Unfurling is a complex and challenging task, the most daunting such deployment NASA has ever attempted.
"When I get asked what keeps you up the most at night, it's the sunshield deployment," Bill Ochs, project manager for Webb, told reporters ahead of the operation.
Shields up! @NASAWebb has completed the tensioning of its tennis-court-size sunshield.— NASA (@NASA) January 4, 2022
This five-layered shade will protect the telescope from the heat of the Sun, Earth and Moon, helping it #UnfoldTheUniverse in infrared light.
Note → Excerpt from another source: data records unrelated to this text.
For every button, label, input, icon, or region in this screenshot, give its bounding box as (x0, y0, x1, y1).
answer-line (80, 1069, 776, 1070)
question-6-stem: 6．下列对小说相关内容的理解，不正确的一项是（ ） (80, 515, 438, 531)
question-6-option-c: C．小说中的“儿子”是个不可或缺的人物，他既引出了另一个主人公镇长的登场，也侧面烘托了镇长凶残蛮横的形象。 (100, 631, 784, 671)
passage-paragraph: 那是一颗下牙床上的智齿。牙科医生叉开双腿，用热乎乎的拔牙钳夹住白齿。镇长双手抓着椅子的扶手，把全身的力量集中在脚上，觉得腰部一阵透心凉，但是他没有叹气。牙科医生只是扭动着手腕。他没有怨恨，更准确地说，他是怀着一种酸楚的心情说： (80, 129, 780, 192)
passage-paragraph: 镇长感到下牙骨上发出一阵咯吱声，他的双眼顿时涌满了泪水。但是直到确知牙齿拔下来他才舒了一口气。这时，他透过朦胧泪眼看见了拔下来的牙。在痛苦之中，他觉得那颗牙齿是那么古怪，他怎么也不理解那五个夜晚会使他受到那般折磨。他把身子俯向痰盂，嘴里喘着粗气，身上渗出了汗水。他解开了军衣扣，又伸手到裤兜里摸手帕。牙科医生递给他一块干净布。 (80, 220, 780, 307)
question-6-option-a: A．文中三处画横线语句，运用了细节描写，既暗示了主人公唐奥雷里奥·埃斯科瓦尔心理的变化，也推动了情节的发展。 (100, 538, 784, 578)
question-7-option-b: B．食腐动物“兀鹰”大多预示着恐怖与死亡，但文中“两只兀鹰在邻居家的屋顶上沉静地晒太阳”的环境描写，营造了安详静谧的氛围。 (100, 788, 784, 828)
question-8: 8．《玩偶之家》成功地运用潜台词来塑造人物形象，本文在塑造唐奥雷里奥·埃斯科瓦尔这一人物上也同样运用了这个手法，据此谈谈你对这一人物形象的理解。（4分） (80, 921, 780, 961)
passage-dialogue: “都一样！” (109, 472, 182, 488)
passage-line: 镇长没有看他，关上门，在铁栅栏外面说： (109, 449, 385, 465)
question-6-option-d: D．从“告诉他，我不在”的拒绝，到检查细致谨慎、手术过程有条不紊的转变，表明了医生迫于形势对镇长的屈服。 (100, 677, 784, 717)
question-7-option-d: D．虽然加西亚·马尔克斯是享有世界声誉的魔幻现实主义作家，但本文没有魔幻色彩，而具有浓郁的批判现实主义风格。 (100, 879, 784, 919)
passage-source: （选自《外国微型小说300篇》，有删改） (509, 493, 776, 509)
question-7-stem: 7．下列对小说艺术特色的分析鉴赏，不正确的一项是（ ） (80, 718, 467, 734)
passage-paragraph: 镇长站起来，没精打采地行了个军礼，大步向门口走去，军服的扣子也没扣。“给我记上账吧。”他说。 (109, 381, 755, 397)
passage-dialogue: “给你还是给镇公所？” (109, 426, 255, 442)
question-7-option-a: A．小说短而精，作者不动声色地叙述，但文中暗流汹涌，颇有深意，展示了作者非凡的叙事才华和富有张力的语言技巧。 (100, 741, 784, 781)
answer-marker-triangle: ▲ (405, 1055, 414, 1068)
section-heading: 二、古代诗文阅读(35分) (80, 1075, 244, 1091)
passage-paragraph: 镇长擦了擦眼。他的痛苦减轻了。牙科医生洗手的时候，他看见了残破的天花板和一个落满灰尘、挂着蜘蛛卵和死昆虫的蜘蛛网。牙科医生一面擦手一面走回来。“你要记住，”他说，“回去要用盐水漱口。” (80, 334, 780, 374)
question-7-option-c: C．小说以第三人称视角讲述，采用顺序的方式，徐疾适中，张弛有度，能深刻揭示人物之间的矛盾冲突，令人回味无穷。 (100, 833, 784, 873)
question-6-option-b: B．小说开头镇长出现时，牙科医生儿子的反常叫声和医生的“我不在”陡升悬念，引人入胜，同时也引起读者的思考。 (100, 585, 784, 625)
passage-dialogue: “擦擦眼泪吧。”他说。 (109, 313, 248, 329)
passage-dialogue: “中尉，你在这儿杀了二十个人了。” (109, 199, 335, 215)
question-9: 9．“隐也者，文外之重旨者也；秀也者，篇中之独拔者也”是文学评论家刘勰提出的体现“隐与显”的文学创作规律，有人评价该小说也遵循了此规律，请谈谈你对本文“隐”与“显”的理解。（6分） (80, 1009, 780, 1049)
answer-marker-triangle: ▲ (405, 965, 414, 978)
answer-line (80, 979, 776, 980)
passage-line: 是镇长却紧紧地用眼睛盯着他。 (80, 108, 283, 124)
Details & next steps: https://t.co/m9eFc0ysib pic.twitter.com/qF1UQV3cIY
Most powerful space telescope
The most powerful space telescope ever built, Webb blasted off on December 25, and is now more than halfway to its orbital point, 1.5 million kilometres (a million miles) from Earth.
Powerful enough to see the first stars and galaxies that formed 13.5 billion years ago, it will give astronomers new insight into the early Universe.
Its mission also includes the study of distant planets to determine their origin, evolution, and habitability.
The sunshield will be permanently positioned between the telescope and the Sun, Earth and Moon, with the Sun-facing side built to withstand 110 degrees Celsius (230 degrees Fahrenheit).
Each successive layer is cooler than the one below, allowing the telescope's sensitive instruments to operate at minus 223 degrees Celsius (minus 370 degrees Fahrenheit).
It is made of lightweight material called Kapton, coated with treated silicon. It also has special "ripstop" seaming to limit damage from meteoroids.